On an exceptionally hot day, there's no better way to cool down and quench your relentless thirst than with a cone of shave ice. No, it's not a snow cone, and no, it's not shaved ice—it's something much, much tastier. You'll find shave ice all around Hawaii, from mom and pop shops to beach-side stands. Here are 7 things to know about this sensational treat. Made in Japan, Perfected in Hawaii Though most people associated shave ice with Hawaii, its origins can actually be traced back to Japan. When Japanese plantation workers came to Hawaii in the 1920s and 1930s, they introduced their famous dessert. Needless to say, it was a great hit. Start With Ice
The first step to making shave ice is to start with a nice, big chunk of ice. Next, you'll need a special shave ice machine (sorry, DIYers!). The block of ice is placed into the machine and secured in place. Once the machine is started, the ice will rotate quickly around a super sharp blade, which slices off thin shards of ice. The shards of ice—which look more like snow than ice chunks that you'll see in regular so-called snow cones—are packed into a cone-shaped cup. The resulting product looks something like a big, round snowball. Enter the Syrup
Plain ice wouldn't be much fun to eat (although it is deliciously light and fluffy)—that's where the syrup comes in. Flavored simple syrup is poured over the shave ice. Since the ice is so thin, it actually absorbs the syrup. This is a key reason that shave ice is so tasty: you won't find a pool of syrup at the bottom of the cup. Every bite is delicious. Favored Flavors
The selection of flavors will vary, depending on where you go, but you can expect to find tantalizing tropical flavors like mango, lychee, and pineapple. Some places even make their own in-house syrups from scratch. If you can't decide on just one flavor, no worries—most places will let you combine flavors. The rainbow is a popular option that will have your taste buds working in overdrive in a wonderful, heavenly way. Variations
Some shave ices are simply ice mixed with syrup, as described above, but there are some very palatable variations, too. Many places serve shave ice over a scoop of vanilla ice cream or over an azuki bean paste. Some will add sweet condensed milk over top of the shave ice to give in a nice, creamy texture. As you travel around different towns and islands, you'll get to know the local variations. The variety of colors of the Heleuma Canvas shoe is inspired by the eclectic mix of shave ice flavors. No Shave Ice Machine? Here's an Idea...
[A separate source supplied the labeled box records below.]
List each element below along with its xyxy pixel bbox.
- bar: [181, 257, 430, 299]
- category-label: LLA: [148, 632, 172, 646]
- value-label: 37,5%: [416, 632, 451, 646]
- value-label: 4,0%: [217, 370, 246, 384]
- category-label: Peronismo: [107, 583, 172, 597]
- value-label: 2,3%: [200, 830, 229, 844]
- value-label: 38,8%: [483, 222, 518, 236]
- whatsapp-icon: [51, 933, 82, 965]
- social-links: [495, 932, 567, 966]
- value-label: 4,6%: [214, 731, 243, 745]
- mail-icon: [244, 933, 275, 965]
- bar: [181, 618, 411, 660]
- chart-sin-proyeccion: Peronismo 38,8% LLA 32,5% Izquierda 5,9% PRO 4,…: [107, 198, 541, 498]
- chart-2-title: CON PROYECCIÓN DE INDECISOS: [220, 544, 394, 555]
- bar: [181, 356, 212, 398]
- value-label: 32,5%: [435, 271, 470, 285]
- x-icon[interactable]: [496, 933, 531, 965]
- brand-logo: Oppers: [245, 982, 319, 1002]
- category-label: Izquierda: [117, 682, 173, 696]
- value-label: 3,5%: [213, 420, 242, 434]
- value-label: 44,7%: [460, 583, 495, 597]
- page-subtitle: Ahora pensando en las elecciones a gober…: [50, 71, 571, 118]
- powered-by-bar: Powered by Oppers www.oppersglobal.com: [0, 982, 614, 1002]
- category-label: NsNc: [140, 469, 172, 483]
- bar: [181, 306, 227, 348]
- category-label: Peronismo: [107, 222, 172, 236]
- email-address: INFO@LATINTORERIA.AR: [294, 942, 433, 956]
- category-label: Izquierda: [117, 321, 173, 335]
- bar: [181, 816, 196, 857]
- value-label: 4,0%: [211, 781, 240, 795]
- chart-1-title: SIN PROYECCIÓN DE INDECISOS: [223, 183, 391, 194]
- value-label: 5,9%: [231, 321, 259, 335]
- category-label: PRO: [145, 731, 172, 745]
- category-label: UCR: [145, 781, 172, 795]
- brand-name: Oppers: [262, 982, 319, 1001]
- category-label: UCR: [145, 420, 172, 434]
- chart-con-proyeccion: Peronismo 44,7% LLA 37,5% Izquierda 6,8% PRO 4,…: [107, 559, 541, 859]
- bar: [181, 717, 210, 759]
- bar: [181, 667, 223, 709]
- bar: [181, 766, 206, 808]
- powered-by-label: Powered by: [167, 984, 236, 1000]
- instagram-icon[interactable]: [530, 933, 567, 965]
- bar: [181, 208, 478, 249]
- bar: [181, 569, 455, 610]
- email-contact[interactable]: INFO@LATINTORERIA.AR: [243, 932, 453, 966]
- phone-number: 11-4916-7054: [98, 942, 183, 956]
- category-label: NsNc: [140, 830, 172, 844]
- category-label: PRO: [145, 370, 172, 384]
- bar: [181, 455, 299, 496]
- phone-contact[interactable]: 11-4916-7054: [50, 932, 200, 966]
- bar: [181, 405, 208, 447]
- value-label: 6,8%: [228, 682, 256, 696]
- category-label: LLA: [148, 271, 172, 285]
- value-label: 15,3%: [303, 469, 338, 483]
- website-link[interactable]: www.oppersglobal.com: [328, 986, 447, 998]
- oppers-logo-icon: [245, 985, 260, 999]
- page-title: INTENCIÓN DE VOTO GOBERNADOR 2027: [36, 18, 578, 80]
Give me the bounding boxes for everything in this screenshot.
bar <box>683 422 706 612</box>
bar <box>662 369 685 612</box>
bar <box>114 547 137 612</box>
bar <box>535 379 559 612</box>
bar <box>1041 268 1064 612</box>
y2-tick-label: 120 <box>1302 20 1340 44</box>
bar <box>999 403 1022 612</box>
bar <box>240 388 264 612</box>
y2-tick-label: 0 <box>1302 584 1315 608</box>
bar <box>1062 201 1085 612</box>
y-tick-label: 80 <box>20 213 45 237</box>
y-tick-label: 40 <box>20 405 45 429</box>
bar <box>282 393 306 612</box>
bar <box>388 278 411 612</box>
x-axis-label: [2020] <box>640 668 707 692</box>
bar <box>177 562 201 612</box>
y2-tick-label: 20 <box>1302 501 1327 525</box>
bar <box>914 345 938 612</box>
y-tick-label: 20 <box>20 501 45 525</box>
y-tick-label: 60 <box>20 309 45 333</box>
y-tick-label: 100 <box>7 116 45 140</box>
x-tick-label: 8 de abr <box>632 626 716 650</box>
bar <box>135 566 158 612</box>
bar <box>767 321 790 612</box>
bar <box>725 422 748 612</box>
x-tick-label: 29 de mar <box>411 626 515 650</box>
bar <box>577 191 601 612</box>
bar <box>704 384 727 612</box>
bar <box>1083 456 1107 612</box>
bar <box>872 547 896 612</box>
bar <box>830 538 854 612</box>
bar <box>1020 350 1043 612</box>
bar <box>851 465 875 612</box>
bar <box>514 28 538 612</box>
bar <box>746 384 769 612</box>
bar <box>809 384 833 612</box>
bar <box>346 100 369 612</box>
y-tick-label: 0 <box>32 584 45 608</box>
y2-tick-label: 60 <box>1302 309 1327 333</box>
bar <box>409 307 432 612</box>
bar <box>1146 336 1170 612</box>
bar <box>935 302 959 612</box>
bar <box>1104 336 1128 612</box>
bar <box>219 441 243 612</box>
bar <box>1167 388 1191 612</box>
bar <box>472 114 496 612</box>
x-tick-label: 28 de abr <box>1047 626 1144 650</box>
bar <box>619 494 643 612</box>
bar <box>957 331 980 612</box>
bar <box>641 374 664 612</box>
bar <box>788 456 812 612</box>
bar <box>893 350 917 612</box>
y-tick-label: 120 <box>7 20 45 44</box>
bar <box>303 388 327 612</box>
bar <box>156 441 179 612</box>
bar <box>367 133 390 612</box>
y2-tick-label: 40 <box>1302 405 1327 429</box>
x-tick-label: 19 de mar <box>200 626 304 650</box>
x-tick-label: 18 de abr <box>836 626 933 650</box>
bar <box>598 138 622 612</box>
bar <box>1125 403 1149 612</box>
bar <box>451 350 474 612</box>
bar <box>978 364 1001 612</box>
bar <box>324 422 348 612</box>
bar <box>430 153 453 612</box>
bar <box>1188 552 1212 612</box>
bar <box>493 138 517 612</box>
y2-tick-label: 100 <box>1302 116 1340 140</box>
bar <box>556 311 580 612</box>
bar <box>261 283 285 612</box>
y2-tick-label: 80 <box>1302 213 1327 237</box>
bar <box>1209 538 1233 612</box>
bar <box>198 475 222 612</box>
Shave ices have existed long before the automatic shave ice machine. The shave ice machine wasn't invented until 1934-- before that, ice was shaved manually with sharp blades. The original Japanese method involved shaving the ice against a sword. Shave Ice Beyond Hawaii
More than a few visitors have fallen in love with shave ice and have been inspired to take this delicious treat back home. Nowadays, you can find shave ice shops throughout the United States. They'll do in a pinch, but believe us when we say that nothing tastes quite like the real thing.